I've never needed such in 3 decades of systems design. I'd like to hear the deta...

gregmac · on Feb 3, 2020

A common situation I've run into is with "default" values and overrides, especially for configuration-type settings. NULL indicates use parent record value, while non-NULL, including empty string, means to use that value. By allowing empty string, you explicitly allow a user to basically say "don't inherit". Think along the lines of `COALESCE(userValue, tenantDefaultValue, "Default Value")`.

One way of implementing the UI for this is to have a checkbox labelled "Inherit" or "Use default", and if it's checked, disable the actual textbox (and put NULL in the field).

I've also run into similar patterns with data telemetry. I want to accurately represent the data I received, and so if some older version doesn't include a particular value, I want to store that as NULL, because empty string is a potentially valid value. If you "normalize" NULLs to empty string, and then it makes it impossible to answer a question like "What % of systems have a value for this data item?" since it includes versions that can't get it at all.

SigmundA · on Feb 3, 2020

Did the user leave the field blank in the form or did they never even see it (multi step processes etc.)

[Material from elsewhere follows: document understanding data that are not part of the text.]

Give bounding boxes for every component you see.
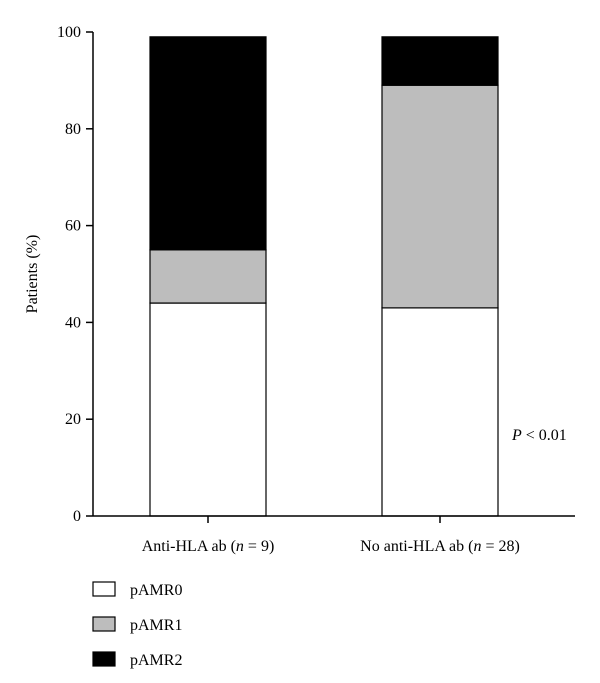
legend-swatch-pamr0 xyxy=(92,581,116,597)
legend-label-pamr2: pAMR2 xyxy=(130,652,182,669)
y-tick-label: 0 xyxy=(73,508,81,525)
x-tick-label: Anti-HLA ab (n = 9) xyxy=(142,538,275,555)
plot-area xyxy=(149,36,499,517)
y-tick-label: 100 xyxy=(57,24,81,41)
y-tick-label: 60 xyxy=(65,218,81,235)
bar-pamr1-0 xyxy=(149,249,267,304)
legend: pAMR0 pAMR1 pAMR2 xyxy=(92,581,182,669)
p-value-annotation: P < 0.01 xyxy=(511,427,567,444)
x-tick-label: No anti-HLA ab (n = 28) xyxy=(360,538,520,555)
bar-pamr1-1 xyxy=(381,84,499,309)
y-tick-label: 40 xyxy=(65,314,81,331)
y-axis-title: Patients (%) xyxy=(24,235,41,314)
y-tick-label: 20 xyxy=(65,411,81,428)
legend-swatch-pamr2 xyxy=(92,651,116,667)
y-tick-label: 80 xyxy=(65,121,81,138)
bar-pamr2-1 xyxy=(381,36,499,86)
legend-label-pamr1: pAMR1 xyxy=(130,617,182,634)
axes: 0 20 40 60 80 100 Anti-HLA ab (n = 9) No anti-H… xyxy=(24,24,575,555)
bar-pamr0-1 xyxy=(381,307,499,517)
bar-pamr2-0 xyxy=(149,36,267,251)
legend-label-pamr0: pAMR0 xyxy=(130,582,182,599)
bar-pamr0-0 xyxy=(149,302,267,517)
legend-swatch-pamr1 xyxy=(92,616,116,632)
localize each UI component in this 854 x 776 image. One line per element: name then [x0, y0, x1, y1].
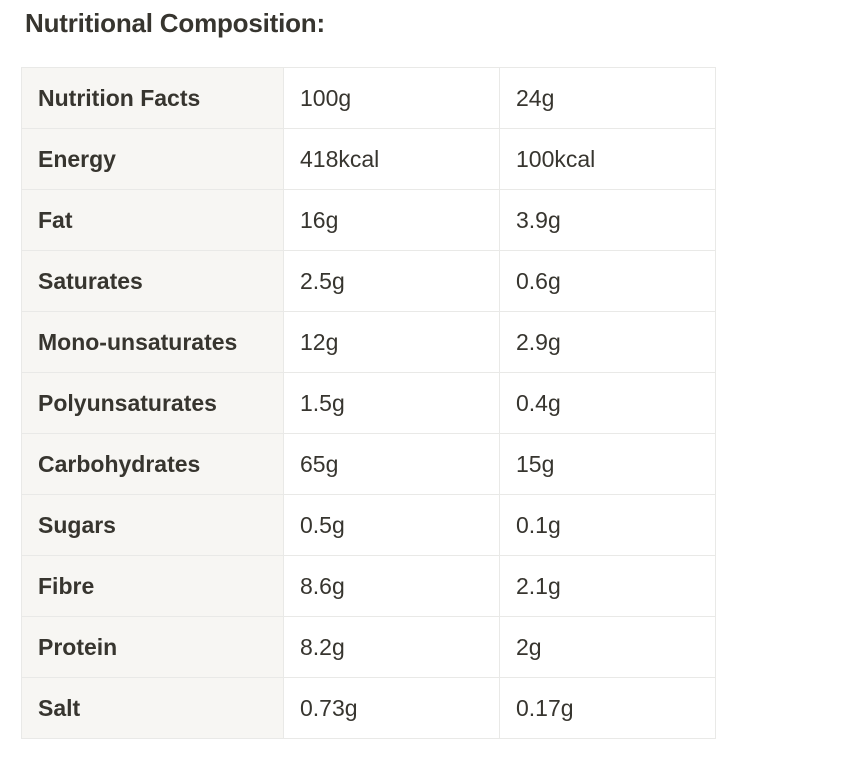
cell-per-serving: 100kcal: [499, 128, 716, 190]
cell-per-100g: 8.6g: [283, 555, 500, 617]
row-label: Salt: [21, 677, 284, 739]
table-row: Energy 418kcal 100kcal: [21, 128, 716, 190]
row-label: Sugars: [21, 494, 284, 556]
cell-per-100g: 1.5g: [283, 372, 500, 434]
table-row: Sugars 0.5g 0.1g: [21, 494, 716, 556]
table-row: Carbohydrates 65g 15g: [21, 433, 716, 495]
cell-per-serving: 0.4g: [499, 372, 716, 434]
row-label: Saturates: [21, 250, 284, 312]
row-label: Carbohydrates: [21, 433, 284, 495]
cell-per-serving: 2.1g: [499, 555, 716, 617]
cell-per-serving: 0.1g: [499, 494, 716, 556]
cell-per-100g: 16g: [283, 189, 500, 251]
cell-per-100g: 0.73g: [283, 677, 500, 739]
cell-per-100g: 8.2g: [283, 616, 500, 678]
table-row: Saturates 2.5g 0.6g: [21, 250, 716, 312]
cell-per-serving: 2.9g: [499, 311, 716, 373]
table-row: Polyunsaturates 1.5g 0.4g: [21, 372, 716, 434]
cell-per-100g: 65g: [283, 433, 500, 495]
cell-per-serving: 0.6g: [499, 250, 716, 312]
cell-per-100g: 418kcal: [283, 128, 500, 190]
cell-per-100g: 12g: [283, 311, 500, 373]
row-label: Fibre: [21, 555, 284, 617]
row-label: Mono-unsaturates: [21, 311, 284, 373]
row-label: Nutrition Facts: [21, 67, 284, 129]
cell-per-100g: 2.5g: [283, 250, 500, 312]
cell-per-serving: 3.9g: [499, 189, 716, 251]
table-row: Protein 8.2g 2g: [21, 616, 716, 678]
row-label: Protein: [21, 616, 284, 678]
nutrition-table: Nutrition Facts 100g 24g Energy 418kcal …: [21, 67, 716, 739]
table-row: Fat 16g 3.9g: [21, 189, 716, 251]
row-label: Polyunsaturates: [21, 372, 284, 434]
table-row: Nutrition Facts 100g 24g: [21, 67, 716, 129]
table-row: Mono-unsaturates 12g 2.9g: [21, 311, 716, 373]
cell-per-100g: 0.5g: [283, 494, 500, 556]
cell-per-100g: 100g: [283, 67, 500, 129]
cell-per-serving: 24g: [499, 67, 716, 129]
cell-per-serving: 2g: [499, 616, 716, 678]
table-row: Salt 0.73g 0.17g: [21, 677, 716, 739]
table-row: Fibre 8.6g 2.1g: [21, 555, 716, 617]
cell-per-serving: 15g: [499, 433, 716, 495]
row-label: Fat: [21, 189, 284, 251]
page-title: Nutritional Composition:: [25, 8, 325, 38]
cell-per-serving: 0.17g: [499, 677, 716, 739]
row-label: Energy: [21, 128, 284, 190]
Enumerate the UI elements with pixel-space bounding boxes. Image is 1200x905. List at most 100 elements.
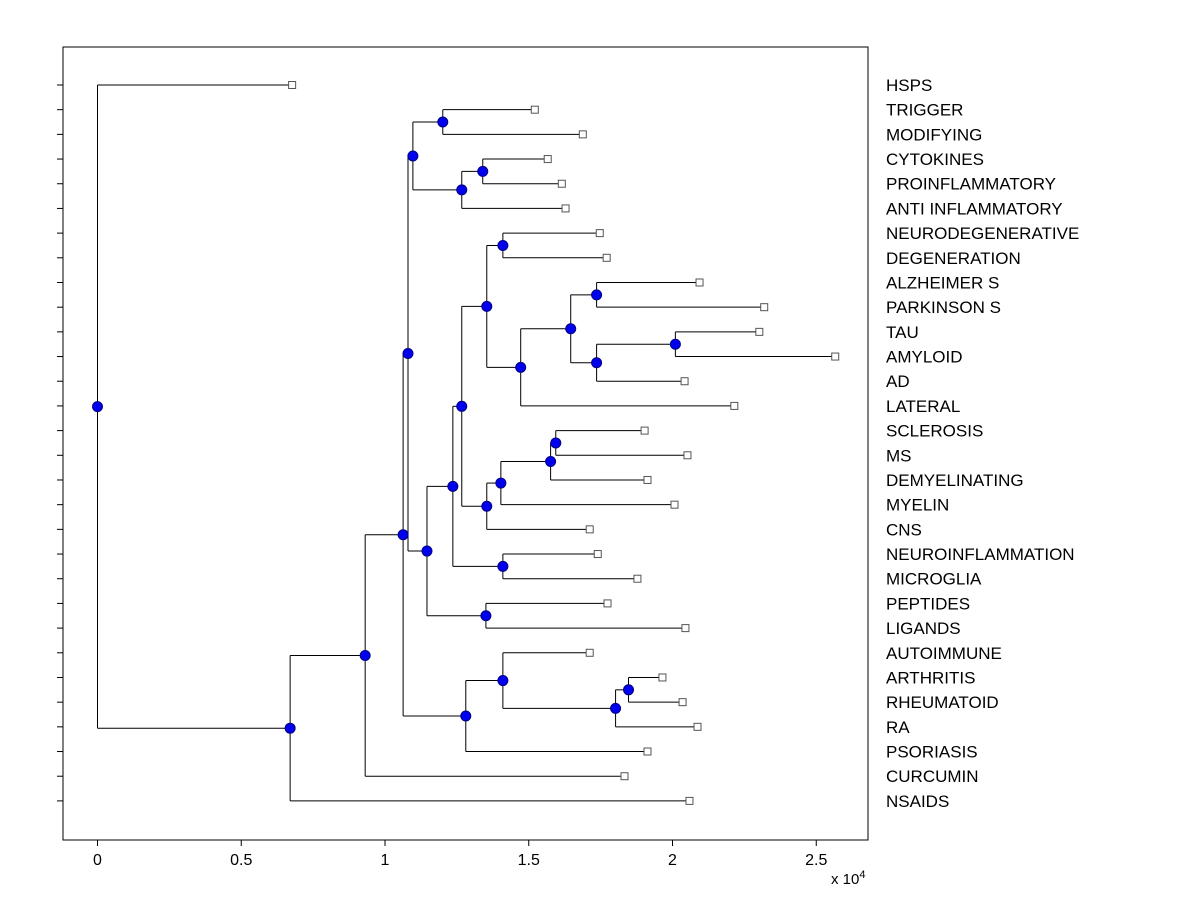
internal-node-marker bbox=[550, 437, 562, 449]
internal-node-marker bbox=[497, 239, 509, 251]
internal-node-marker bbox=[460, 710, 472, 722]
leaf-marker bbox=[620, 772, 629, 781]
internal-node-marker bbox=[92, 401, 103, 413]
internal-node-marker bbox=[497, 560, 509, 572]
leaf-label: PSORIASIS bbox=[886, 743, 978, 762]
leaf-marker bbox=[602, 253, 611, 262]
leaf-label: MS bbox=[886, 446, 912, 465]
leaf-marker bbox=[633, 574, 642, 583]
internal-node-marker bbox=[495, 477, 507, 489]
internal-node-marker bbox=[421, 545, 433, 557]
leaf-marker bbox=[685, 796, 694, 805]
leaf-marker bbox=[755, 327, 764, 336]
leaf-label: ALZHEIMER S bbox=[886, 273, 999, 292]
leaf-label: PARKINSON S bbox=[886, 298, 1001, 317]
leaf-marker bbox=[730, 401, 739, 410]
leaf-marker bbox=[695, 278, 704, 287]
internal-node-marker bbox=[397, 529, 409, 541]
leaf-marker bbox=[585, 525, 594, 534]
leaf-marker bbox=[760, 303, 769, 312]
leaf-marker bbox=[530, 105, 539, 114]
internal-node-marker bbox=[456, 400, 468, 412]
internal-node-marker bbox=[480, 610, 492, 622]
leaf-label: AD bbox=[886, 372, 910, 391]
internal-node-marker bbox=[481, 300, 493, 312]
internal-node-marker bbox=[407, 150, 419, 162]
leaf-label: AMYLOID bbox=[886, 348, 963, 367]
internal-node-marker bbox=[497, 675, 509, 687]
leaf-label: MICROGLIA bbox=[886, 570, 982, 589]
leaf-label: AUTOIMMUNE bbox=[886, 644, 1002, 663]
leaf-marker bbox=[681, 624, 690, 633]
internal-node-marker bbox=[591, 357, 603, 369]
leaf-label: SCLEROSIS bbox=[886, 422, 983, 441]
internal-node-marker bbox=[515, 361, 527, 373]
leaf-label: ARTHRITIS bbox=[886, 668, 975, 687]
x-tick-label: 0.5 bbox=[230, 852, 252, 869]
axis-exponent-label: x 104 bbox=[831, 869, 865, 888]
leaf-label: RA bbox=[886, 718, 910, 737]
leaf-marker bbox=[670, 500, 679, 509]
axis-multiplier-base: x 10 bbox=[831, 871, 860, 888]
leaf-label: CURCUMIN bbox=[886, 767, 979, 786]
internal-node-marker bbox=[610, 702, 622, 714]
leaf-marker bbox=[643, 475, 652, 484]
leaf-label: RHEUMATOID bbox=[886, 693, 999, 712]
leaf-marker bbox=[585, 648, 594, 657]
internal-node-marker bbox=[437, 116, 449, 128]
leaf-label: DEMYELINATING bbox=[886, 471, 1024, 490]
leaf-marker bbox=[593, 550, 602, 559]
leaf-label: HSPS bbox=[886, 76, 932, 95]
leaf-marker bbox=[831, 352, 840, 361]
leaf-marker bbox=[640, 426, 649, 435]
leaf-marker bbox=[658, 673, 667, 682]
internal-node-marker bbox=[623, 684, 635, 696]
axis-multiplier-exponent: 4 bbox=[859, 869, 866, 881]
internal-node-marker bbox=[284, 722, 296, 734]
internal-node-marker bbox=[477, 165, 489, 177]
internal-node-marker bbox=[669, 338, 681, 350]
axes-box bbox=[62, 46, 869, 841]
x-tick-label: 1 bbox=[381, 852, 390, 869]
leaf-label: TAU bbox=[886, 323, 919, 342]
internal-node-marker bbox=[481, 500, 493, 512]
x-tick-label: 1.5 bbox=[518, 852, 540, 869]
x-tick-label: 2.5 bbox=[805, 852, 827, 869]
leaf-label: MODIFYING bbox=[886, 125, 982, 144]
leaf-marker bbox=[595, 229, 604, 238]
internal-node-marker bbox=[359, 649, 371, 661]
leaf-marker bbox=[680, 377, 689, 386]
leaf-marker bbox=[561, 204, 570, 213]
leaf-label: MYELIN bbox=[886, 496, 949, 515]
leaf-label: ANTI INFLAMMATORY bbox=[886, 199, 1063, 218]
leaf-marker bbox=[578, 130, 587, 139]
x-tick-label: 2 bbox=[668, 852, 677, 869]
internal-node-marker bbox=[565, 323, 577, 335]
internal-node-marker bbox=[402, 348, 414, 360]
leaf-label: NSAIDS bbox=[886, 792, 949, 811]
leaf-marker bbox=[543, 155, 552, 164]
internal-node-marker bbox=[591, 289, 603, 301]
leaf-label: PEPTIDES bbox=[886, 594, 970, 613]
leaf-label: LIGANDS bbox=[886, 619, 961, 638]
leaf-marker bbox=[678, 698, 687, 707]
leaf-label: CYTOKINES bbox=[886, 150, 984, 169]
leaf-label: NEURODEGENERATIVE bbox=[886, 224, 1079, 243]
internal-node-marker bbox=[456, 184, 468, 196]
leaf-label: NEUROINFLAMMATION bbox=[886, 545, 1075, 564]
x-tick-label: 0 bbox=[93, 852, 102, 869]
leaf-marker bbox=[643, 747, 652, 756]
leaf-label: DEGENERATION bbox=[886, 249, 1021, 268]
leaf-label: LATERAL bbox=[886, 397, 960, 416]
leaf-marker bbox=[603, 599, 612, 608]
internal-node-marker bbox=[447, 480, 459, 492]
internal-node-marker bbox=[545, 455, 557, 467]
leaf-label: CNS bbox=[886, 520, 922, 539]
leaf-marker bbox=[693, 722, 702, 731]
leaf-marker bbox=[683, 451, 692, 460]
leaf-label: PROINFLAMMATORY bbox=[886, 175, 1056, 194]
leaf-marker bbox=[288, 81, 297, 89]
leaf-marker bbox=[557, 179, 566, 188]
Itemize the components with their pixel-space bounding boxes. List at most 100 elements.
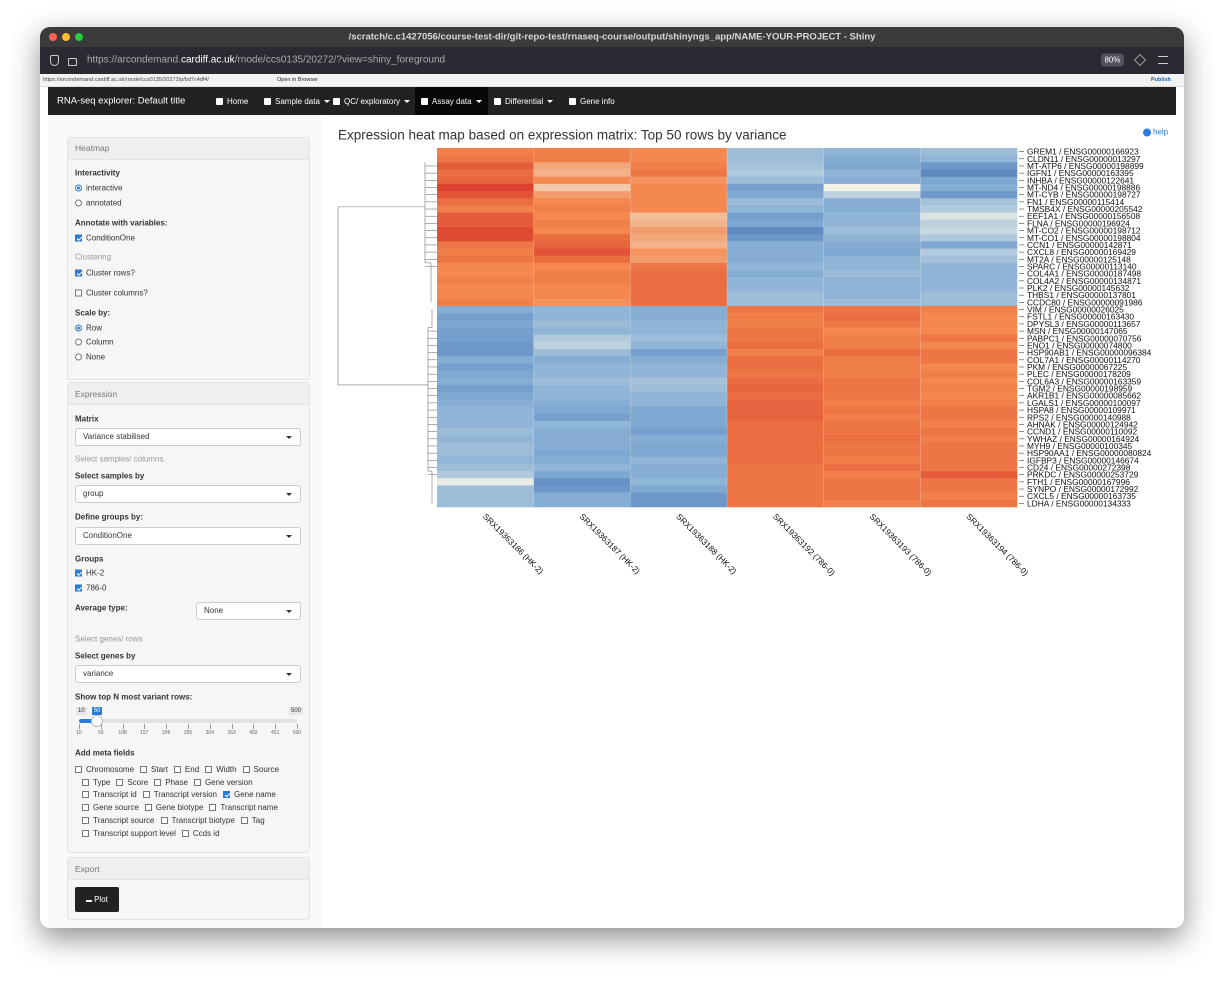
radio[interactable] (75, 199, 82, 207)
checkbox[interactable] (75, 584, 82, 592)
checkbox[interactable] (82, 829, 89, 837)
label: Cluster columns? (86, 288, 148, 298)
checkbox[interactable] (75, 765, 82, 773)
toolbar (40, 74, 1184, 87)
checkbox[interactable] (82, 791, 89, 799)
checkbox[interactable] (82, 817, 89, 825)
panel-header (68, 858, 309, 880)
option-label: Source (253, 764, 279, 774)
option-label: Gene biotype (155, 803, 204, 813)
open-in-browser[interactable]: Open in Browser (277, 77, 318, 83)
checkbox[interactable] (240, 817, 248, 825)
zoom[interactable] (75, 33, 83, 41)
option: Cluster columns? (75, 289, 148, 298)
option-label: Ccds id (192, 828, 220, 838)
meta-row: Gene source Gene biotype Transcript name (75, 801, 305, 814)
caret (404, 99, 411, 106)
radio[interactable] (75, 324, 82, 332)
meta-option: Tag (240, 816, 265, 825)
label: HK-2 (86, 568, 105, 578)
radio[interactable] (75, 184, 82, 192)
nav-icon (333, 97, 340, 105)
option: None (75, 353, 105, 362)
nav-label: Assay data (432, 96, 472, 106)
chart-title: Expression heat map based on expression … (338, 127, 787, 143)
checkbox[interactable] (242, 765, 250, 773)
option-label: Type (93, 777, 111, 787)
select[interactable]: Variance stabilised (75, 428, 301, 446)
checkbox[interactable] (75, 269, 82, 277)
label: annotated (86, 198, 122, 208)
slider-value: 50 (91, 707, 103, 715)
radio[interactable] (75, 338, 82, 346)
checkbox[interactable] (75, 234, 82, 242)
nav-item[interactable]: QC/ exploratory (327, 87, 416, 115)
checkbox[interactable] (160, 817, 168, 825)
nav-icon (421, 97, 428, 105)
url-domain: cardiff.ac.uk (180, 54, 235, 66)
label: None (86, 352, 106, 362)
checkbox[interactable] (223, 791, 230, 799)
select[interactable]: group (75, 485, 301, 503)
slider-tick-label: 500 (292, 730, 302, 736)
meta-option: Phase (154, 778, 188, 787)
slider-tick (209, 724, 211, 729)
close[interactable] (49, 33, 57, 41)
select[interactable]: variance (75, 665, 301, 683)
checkbox[interactable] (142, 791, 150, 799)
option-label: Transcript source (93, 816, 155, 826)
meta-option: Transcript version (142, 790, 217, 799)
meta-option: Gene version (193, 778, 253, 787)
slider-tick-label: 157 (140, 730, 149, 736)
checkbox[interactable] (82, 804, 89, 812)
option: interactive (75, 184, 122, 193)
minimize[interactable] (62, 33, 70, 41)
checkbox[interactable] (173, 765, 181, 773)
checkbox[interactable] (209, 804, 217, 812)
option: Row (75, 324, 102, 333)
meta-option: Transcript support level (82, 829, 176, 838)
nav-icon (264, 97, 271, 105)
slider-max: 500 (289, 707, 304, 715)
checkbox[interactable] (144, 804, 152, 812)
meta-option: End (173, 765, 199, 774)
nav-item[interactable]: Differential (488, 87, 559, 115)
nav-item[interactable]: Gene info (563, 87, 621, 115)
option-label: Gene name (234, 790, 276, 800)
label: Row (86, 323, 103, 333)
slider-tick-label: 353 (227, 730, 236, 736)
slider-handle[interactable] (90, 715, 103, 727)
caret (547, 99, 554, 106)
label: Matrix (75, 414, 99, 424)
checkbox[interactable] (140, 765, 148, 773)
nav-item[interactable]: Home (210, 87, 254, 115)
option-label: Transcript support level (93, 828, 176, 838)
checkbox[interactable] (75, 569, 82, 577)
checkbox[interactable] (193, 778, 201, 786)
radio[interactable] (75, 353, 82, 361)
help-link[interactable]: help (1143, 128, 1168, 137)
plot-button[interactable]: Plot (75, 887, 119, 912)
checkbox[interactable] (181, 829, 189, 837)
select[interactable]: None (196, 602, 301, 620)
nav-item[interactable]: Sample data (258, 87, 336, 115)
publish[interactable]: Publish (1151, 77, 1171, 83)
checkbox[interactable] (75, 289, 82, 297)
checkbox[interactable] (205, 765, 213, 773)
option: HK-2 (75, 569, 104, 578)
zoom-level[interactable]: 80% (1101, 53, 1124, 67)
checkbox[interactable] (154, 778, 162, 786)
option: annotated (75, 199, 122, 208)
option: ConditionOne (75, 234, 135, 243)
nav-item[interactable]: Assay data (415, 87, 488, 115)
slider-tick-label: 108 (118, 730, 127, 736)
url[interactable]: https://arcondemand.cardiff.ac.uk/rnode/… (87, 55, 445, 66)
option: Cluster rows? (75, 269, 135, 278)
checkbox[interactable] (116, 778, 124, 786)
menu-icon[interactable] (1158, 56, 1168, 64)
slider-tick (122, 724, 124, 729)
select[interactable]: ConditionOne (75, 527, 301, 545)
caret (323, 99, 330, 106)
checkbox[interactable] (82, 778, 89, 786)
shield-icon (50, 55, 59, 66)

Did you want to update the field to null or not update it at all is another one.

tabtab · on Feb 3, 2020

What exactly does "not see" mean? Some use tab, others use the mouse. That doesn't tell us much and there are better ways to track user hand/mouse movements if you need such telemetry. UI api's often handle nulls/blanks different such that you don't want to over-rely on how one of them does it. Multi-screen tasks should track when each sub-screen is finished, not just the final transaction. I'd like to see a more specific use-case.

Re: Did you want to update the field to null or not update it at all is another one.

Who, the user or DBA? And why? Users don't know a Null from a horse; you shouldn't make them think about that, that's an internal guts thing.

kaitai · on Feb 4, 2020

I have to say I'm a bit amused at the insistence on tabs/mice/telemetry :)

In at least one project I worked on, there was a lot of survey data entered from paper surveys used in the 90s and early 2000s. The structure of the survey included pass-through questions: "If you have ever smoked a joint, please check yes and answer questions 42 and 43. If you have not ever smoked a joint, please check no and TURN THE PAGE."

One can certainly build a logic to process these replies (check answer to question 41, tally blanks in questions 42, 43 according to answer to question 41) but since these questions and answers were also entered into the computer in the olden days, NULL was used if questions 42, 43 were passed through, while blank was used if questions 42, 43 were left blank (and 41 was yes).

How times have changed.

SigmundA · on Feb 3, 2020

Was the user prompted to enter the value but left it blank or where they never prompted. Yes you could always have more data, but this extra two value distinction is common and practical in my experience.

On updating its related to prompting typically, again communicating user intent, did the user update a field from having a value to not having a value (they purposely blanked it out) or they didn't touch the field and maybe it wasn't even shown so don't modify it. Basically am I going to generate a update statement with set field = null or no set at all for that field. This is trivial in json to send through application due to null vs undefined.

tabtab · on Feb 3, 2020

Re: but this extra two value distinction is common and practical in my experience.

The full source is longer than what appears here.